シャルレーヌ公妃は必死だったに違いない。期待される役割を果たそうと努力はした。プリンセスらしい格好に改め、ちょっとした美容整形もした。しかし、型にひびが入るのは早かった。服装も段々と大胆になり、ロックなテイストが混じるようになった。2020年のツール・ド・フランスではネオンイエローの革ジャン姿だったり、同年のクリスマスにはベレー帽に黒の革手袋で登場したり......ヘアスタイルもロング、ショート、プラチナブロンド、短い前髪とだんだん踏み込んだものになった。最後に話題になったヘアスタイルはモヒカンをイメージした「ハーフホーク」で、片側はマッシュルームカット、もう片側は刈り上げという、王族としては前代未聞の大胆なスタイルだった。

 

 

夫が大統領だった頃のメラニア・トランプのように、シャルレーヌ公妃は自分なりに自己表現しようとしている。

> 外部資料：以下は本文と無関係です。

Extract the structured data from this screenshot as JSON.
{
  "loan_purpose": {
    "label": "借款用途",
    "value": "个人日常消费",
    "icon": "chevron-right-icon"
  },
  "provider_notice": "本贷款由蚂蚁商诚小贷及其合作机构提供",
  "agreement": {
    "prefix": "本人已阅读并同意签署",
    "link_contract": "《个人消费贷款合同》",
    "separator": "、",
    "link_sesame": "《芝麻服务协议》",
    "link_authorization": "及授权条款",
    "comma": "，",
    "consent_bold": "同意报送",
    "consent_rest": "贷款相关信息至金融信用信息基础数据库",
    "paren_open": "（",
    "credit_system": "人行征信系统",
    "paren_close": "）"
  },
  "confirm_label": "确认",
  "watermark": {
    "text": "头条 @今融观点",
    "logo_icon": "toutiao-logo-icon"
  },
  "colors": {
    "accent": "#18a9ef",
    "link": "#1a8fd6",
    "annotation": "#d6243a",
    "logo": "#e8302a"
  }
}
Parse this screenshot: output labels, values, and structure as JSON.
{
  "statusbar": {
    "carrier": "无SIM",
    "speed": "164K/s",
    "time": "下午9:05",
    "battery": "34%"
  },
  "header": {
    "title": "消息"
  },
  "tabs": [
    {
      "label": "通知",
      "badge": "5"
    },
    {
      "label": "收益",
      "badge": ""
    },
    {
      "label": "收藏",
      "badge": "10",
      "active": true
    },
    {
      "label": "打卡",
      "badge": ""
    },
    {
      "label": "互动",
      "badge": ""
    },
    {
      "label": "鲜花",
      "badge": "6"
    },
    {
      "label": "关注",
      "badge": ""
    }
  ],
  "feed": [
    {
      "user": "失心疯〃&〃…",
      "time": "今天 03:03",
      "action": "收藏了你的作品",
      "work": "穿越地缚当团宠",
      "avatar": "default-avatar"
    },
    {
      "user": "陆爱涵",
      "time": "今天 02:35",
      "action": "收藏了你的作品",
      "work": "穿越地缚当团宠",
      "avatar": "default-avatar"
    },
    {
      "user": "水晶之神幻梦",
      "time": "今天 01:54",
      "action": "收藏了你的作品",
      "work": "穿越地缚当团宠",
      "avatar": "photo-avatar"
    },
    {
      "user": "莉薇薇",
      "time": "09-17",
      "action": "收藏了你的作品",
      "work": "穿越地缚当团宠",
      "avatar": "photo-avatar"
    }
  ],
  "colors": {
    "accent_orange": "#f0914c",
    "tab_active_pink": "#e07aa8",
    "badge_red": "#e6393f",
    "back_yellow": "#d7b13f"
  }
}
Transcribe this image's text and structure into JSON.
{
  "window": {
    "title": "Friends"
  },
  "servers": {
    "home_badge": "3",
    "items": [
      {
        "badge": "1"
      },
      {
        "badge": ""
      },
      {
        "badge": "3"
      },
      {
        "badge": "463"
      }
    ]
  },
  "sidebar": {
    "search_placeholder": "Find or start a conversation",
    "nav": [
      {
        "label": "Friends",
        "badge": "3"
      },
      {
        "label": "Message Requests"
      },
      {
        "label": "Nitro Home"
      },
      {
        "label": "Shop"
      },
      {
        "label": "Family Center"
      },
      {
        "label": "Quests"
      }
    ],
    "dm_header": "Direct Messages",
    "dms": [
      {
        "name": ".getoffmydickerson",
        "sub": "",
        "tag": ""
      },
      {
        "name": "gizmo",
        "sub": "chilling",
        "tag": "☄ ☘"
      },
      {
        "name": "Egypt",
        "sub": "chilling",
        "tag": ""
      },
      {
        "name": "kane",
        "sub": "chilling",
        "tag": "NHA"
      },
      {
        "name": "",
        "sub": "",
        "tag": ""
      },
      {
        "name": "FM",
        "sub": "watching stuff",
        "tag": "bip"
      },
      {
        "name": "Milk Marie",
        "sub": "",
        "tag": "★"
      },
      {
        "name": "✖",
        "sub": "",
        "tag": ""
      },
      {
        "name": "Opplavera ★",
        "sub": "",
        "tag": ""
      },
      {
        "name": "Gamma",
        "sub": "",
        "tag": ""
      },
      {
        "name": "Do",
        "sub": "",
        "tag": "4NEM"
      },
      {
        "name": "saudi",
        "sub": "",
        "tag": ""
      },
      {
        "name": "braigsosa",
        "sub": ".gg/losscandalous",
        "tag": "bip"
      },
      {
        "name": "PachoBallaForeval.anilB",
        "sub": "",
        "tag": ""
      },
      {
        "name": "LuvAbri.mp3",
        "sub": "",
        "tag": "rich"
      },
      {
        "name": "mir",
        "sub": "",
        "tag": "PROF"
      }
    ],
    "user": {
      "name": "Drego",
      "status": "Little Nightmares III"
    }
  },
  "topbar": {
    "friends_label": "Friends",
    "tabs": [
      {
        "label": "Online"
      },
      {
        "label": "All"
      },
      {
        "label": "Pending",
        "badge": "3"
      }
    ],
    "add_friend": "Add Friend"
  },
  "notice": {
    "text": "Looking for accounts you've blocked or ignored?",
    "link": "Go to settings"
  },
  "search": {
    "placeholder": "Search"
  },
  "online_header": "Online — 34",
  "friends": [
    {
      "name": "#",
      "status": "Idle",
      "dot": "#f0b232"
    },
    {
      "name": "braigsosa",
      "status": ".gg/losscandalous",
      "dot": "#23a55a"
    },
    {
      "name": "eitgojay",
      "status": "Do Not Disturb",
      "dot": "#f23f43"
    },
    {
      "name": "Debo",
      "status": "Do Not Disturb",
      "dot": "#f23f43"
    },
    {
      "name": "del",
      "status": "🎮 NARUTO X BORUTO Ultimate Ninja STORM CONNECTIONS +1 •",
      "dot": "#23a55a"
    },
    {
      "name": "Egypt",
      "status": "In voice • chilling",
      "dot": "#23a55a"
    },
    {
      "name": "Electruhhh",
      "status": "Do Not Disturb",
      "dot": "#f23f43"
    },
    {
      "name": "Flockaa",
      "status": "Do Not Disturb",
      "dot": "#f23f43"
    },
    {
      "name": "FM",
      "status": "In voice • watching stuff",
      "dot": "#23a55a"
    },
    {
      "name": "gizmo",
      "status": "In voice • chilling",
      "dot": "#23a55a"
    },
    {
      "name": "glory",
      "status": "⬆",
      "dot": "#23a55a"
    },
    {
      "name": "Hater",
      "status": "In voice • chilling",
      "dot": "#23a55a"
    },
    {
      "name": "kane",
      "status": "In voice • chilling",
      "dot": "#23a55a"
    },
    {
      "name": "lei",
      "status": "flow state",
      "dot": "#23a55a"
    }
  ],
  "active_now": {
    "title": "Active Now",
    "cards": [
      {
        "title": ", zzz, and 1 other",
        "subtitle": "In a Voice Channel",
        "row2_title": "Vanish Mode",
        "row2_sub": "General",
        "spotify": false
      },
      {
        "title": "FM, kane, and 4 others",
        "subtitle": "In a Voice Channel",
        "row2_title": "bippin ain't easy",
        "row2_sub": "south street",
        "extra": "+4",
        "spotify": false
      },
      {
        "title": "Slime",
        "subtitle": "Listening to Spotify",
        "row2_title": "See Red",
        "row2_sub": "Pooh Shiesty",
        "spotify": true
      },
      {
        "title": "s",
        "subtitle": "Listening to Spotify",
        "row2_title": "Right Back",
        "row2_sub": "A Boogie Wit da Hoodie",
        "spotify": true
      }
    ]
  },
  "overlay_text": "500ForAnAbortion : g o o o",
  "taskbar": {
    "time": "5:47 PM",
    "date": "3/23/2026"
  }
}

迷彩服を着たり(夫との最近の写真で着用)民族衣装を着たり。でも、それはいつまで続くのだろう? シャルレーヌ公妃は我々に何を伝えたいのか? 一体何と引き換えにシャルレーヌ・ウィストックはこの役を引き受けたのだろう? 結局は好きになれなかったこの役を。一体何が望みなのだろうか? あるいは何を望まないのだろうか? そんな疑問にモナコの人々をはじめとしてみんなが頭を悩ませている。

*2021年11月22日に掲載した記事に追記、再編集しています。